PECOTA and CAIRO are basically dead even on the offense. They're projecting 917 runs and CAIRO says 916. The big difference is the runs allowed. CAIRO says 695, PECOTA says 789.
Here's how the pitching projections differ.
cIP: Projected IP in CAIRO
cR: Projected runs allowed in CAIRO
pIP: Projected IP in PECOTA
pR: Projected runs allowed in PECOTA
dIP: cIP minus pIP
dR: cR minus pR
The CAIRO IP are based on the last set of Diamond Mind simulations I ran, averaged over 100 seasons so they don't line up with what the CAIRO spreadsheet, and they need to be tweaked further. I didn't realize Burnett was only pitching 167 innings, for example. However, if you look at where things differ, it's primarily with Burnett and Gaudin in terms of rate of performance, and then in how many innings they're allocating to people like Boone Logan and Jonathan Albaladejo.
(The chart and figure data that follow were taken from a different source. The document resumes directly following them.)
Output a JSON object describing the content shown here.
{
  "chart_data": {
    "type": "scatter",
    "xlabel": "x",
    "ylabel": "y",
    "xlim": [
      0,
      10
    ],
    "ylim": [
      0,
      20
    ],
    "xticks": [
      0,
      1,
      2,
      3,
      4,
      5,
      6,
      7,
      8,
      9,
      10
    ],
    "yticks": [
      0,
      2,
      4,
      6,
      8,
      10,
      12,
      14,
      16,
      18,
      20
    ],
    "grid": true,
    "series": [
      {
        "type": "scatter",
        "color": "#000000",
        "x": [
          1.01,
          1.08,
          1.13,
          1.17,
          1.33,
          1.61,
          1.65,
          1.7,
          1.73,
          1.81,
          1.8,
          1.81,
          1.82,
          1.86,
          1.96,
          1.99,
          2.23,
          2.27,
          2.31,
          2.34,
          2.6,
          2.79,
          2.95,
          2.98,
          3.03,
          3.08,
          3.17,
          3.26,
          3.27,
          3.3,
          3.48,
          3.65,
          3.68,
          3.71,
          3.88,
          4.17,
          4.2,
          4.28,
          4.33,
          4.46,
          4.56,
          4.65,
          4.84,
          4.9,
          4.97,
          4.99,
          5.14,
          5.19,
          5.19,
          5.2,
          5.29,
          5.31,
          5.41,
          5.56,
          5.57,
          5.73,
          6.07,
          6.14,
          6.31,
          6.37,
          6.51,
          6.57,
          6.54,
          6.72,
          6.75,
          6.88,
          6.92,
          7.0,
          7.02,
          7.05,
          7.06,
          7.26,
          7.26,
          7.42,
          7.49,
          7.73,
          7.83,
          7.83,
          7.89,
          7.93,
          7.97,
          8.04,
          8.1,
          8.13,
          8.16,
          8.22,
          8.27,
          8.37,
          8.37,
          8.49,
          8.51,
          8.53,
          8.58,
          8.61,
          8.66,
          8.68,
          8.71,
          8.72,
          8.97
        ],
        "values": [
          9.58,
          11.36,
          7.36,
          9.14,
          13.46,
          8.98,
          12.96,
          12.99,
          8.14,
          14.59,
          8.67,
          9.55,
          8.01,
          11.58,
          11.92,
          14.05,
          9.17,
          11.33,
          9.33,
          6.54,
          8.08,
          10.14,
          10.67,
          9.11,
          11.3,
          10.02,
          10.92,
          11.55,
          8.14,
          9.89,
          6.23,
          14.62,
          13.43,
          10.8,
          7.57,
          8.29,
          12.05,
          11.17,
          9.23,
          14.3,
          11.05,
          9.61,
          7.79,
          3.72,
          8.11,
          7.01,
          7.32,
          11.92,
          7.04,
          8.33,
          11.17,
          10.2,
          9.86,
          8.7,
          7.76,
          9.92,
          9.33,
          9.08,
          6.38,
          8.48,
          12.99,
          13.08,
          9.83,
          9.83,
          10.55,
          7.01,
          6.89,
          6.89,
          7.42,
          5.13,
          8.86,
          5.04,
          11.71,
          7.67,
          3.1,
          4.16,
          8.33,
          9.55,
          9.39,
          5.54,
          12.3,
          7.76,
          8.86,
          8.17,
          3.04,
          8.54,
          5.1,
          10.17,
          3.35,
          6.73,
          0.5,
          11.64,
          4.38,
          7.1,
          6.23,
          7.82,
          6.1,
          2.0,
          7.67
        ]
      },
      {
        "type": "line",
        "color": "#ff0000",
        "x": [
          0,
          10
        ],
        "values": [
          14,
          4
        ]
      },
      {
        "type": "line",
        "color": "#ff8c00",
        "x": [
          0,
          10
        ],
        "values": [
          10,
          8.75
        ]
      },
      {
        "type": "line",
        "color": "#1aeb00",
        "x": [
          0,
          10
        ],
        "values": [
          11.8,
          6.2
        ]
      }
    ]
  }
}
Digging a little deeper into what these numbers say, PECOTA isn't displaying total runs allowed so I divided the total 789 runs allowed in their standings by the 673 projected earned runs on the team depth chart to reverse engineer it. Right off the bat this looks off, because the ratio is 1.172. The typical ratio is generally 1.08. In fact, this is really, really, really screwed up. Since 1946, there have been 1507 team seasons. I'm using that cutoff to remove the small glove/ deadball era and the WWII era where you had players who didn't belong in the majors to get closer to the modern error rate. In those 1507 seasons, there have been 59 teams that had a RA/ER ratio that high or worse. So they're either predicting the 2010 Yankees to allow unearned runs at a rate that has happened at a rate of 0.03915063 in the MLB team seasons since 1946, or they screwed something up.
They have some smart guys over there, so my guess is it's the latter. As someone who screws up his spreadsheets constantly, I can understand that. I left a comment over there asking for them to elaborate. So don't worry about these yet.